Re: THEORY: Deriving adjectives from nouns
From: | Irina Rempt-Drijfhout <ira@...> |
Date: | Saturday, June 5, 1999, 20:41 |
On Sat, 5 Jun 1999, Charles wrote:
> (my favorite example, English "the" falsely implies "only one")
I started on an agglutinative language once that had five kinds of
"article" markers. From broad to narrow:
indefinite plural "women", "some women"
definite plural "the women", "those women"
indefinite singular "a woman" "one woman or another", "any woman"
definite singular "the woman", "that woman", "the woman we've been
talking about"
unique singular "She" (title of the High Priestess of the very
small country where the language was spoken)

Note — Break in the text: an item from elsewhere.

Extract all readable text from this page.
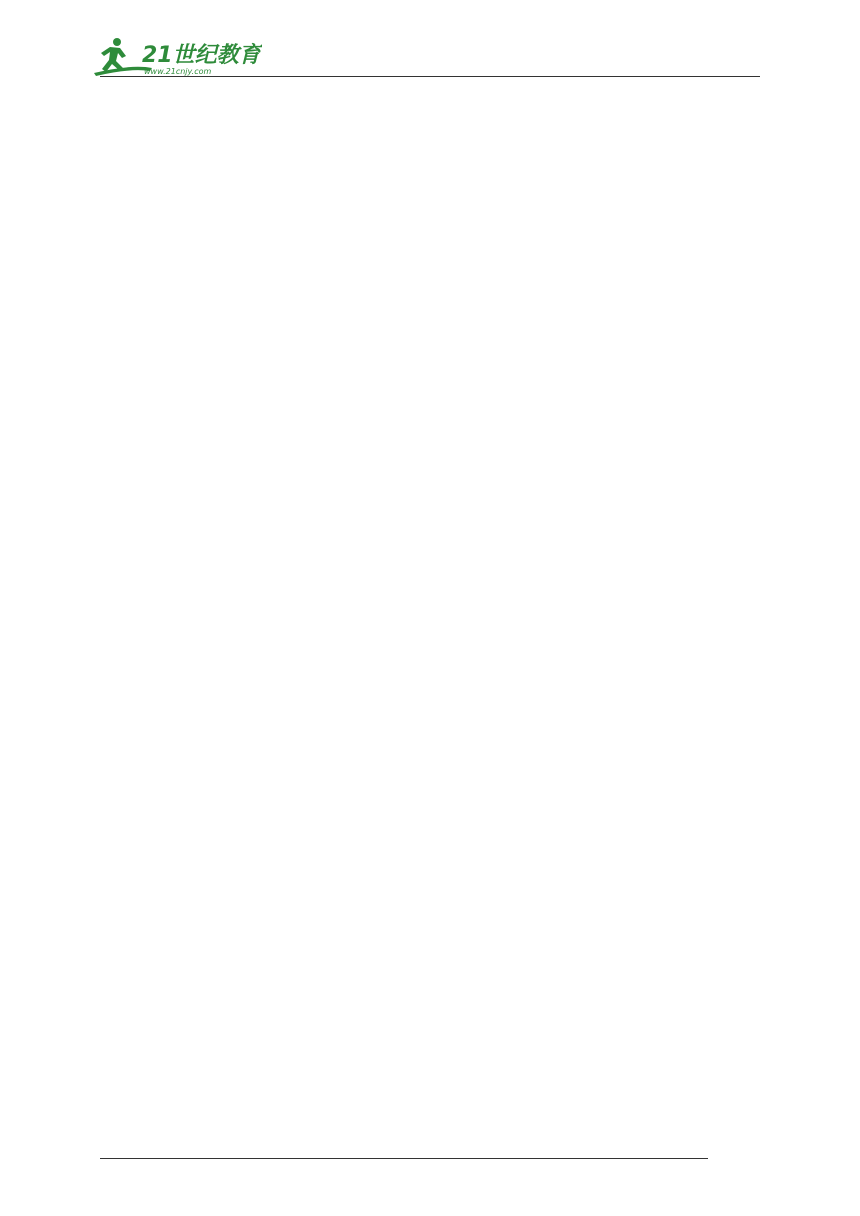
21世纪教育
www.21cnjy.com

It was part of a joint conculture project and when that stopped I had
a lot of other things to do (like having babies :-) so all there is
of it is a one-page morpheme list, some phrases and the only thing I
ever wrote in it, a declaration of war.
Worse still, I can't find it.
I remember that there was one word roughly meaning "Verimak!" that
consisted only of affixes: a tense marker, an aspect marker and two
negations (or one circumfixed negation). No root whatsoever, because
that should have been the copula and the language was zero-copula.
Now there's something "neat" I did that I'd like to find and play
with some more :-)
Irina
Varsinen an laynynay, saraz no arlet rastinay.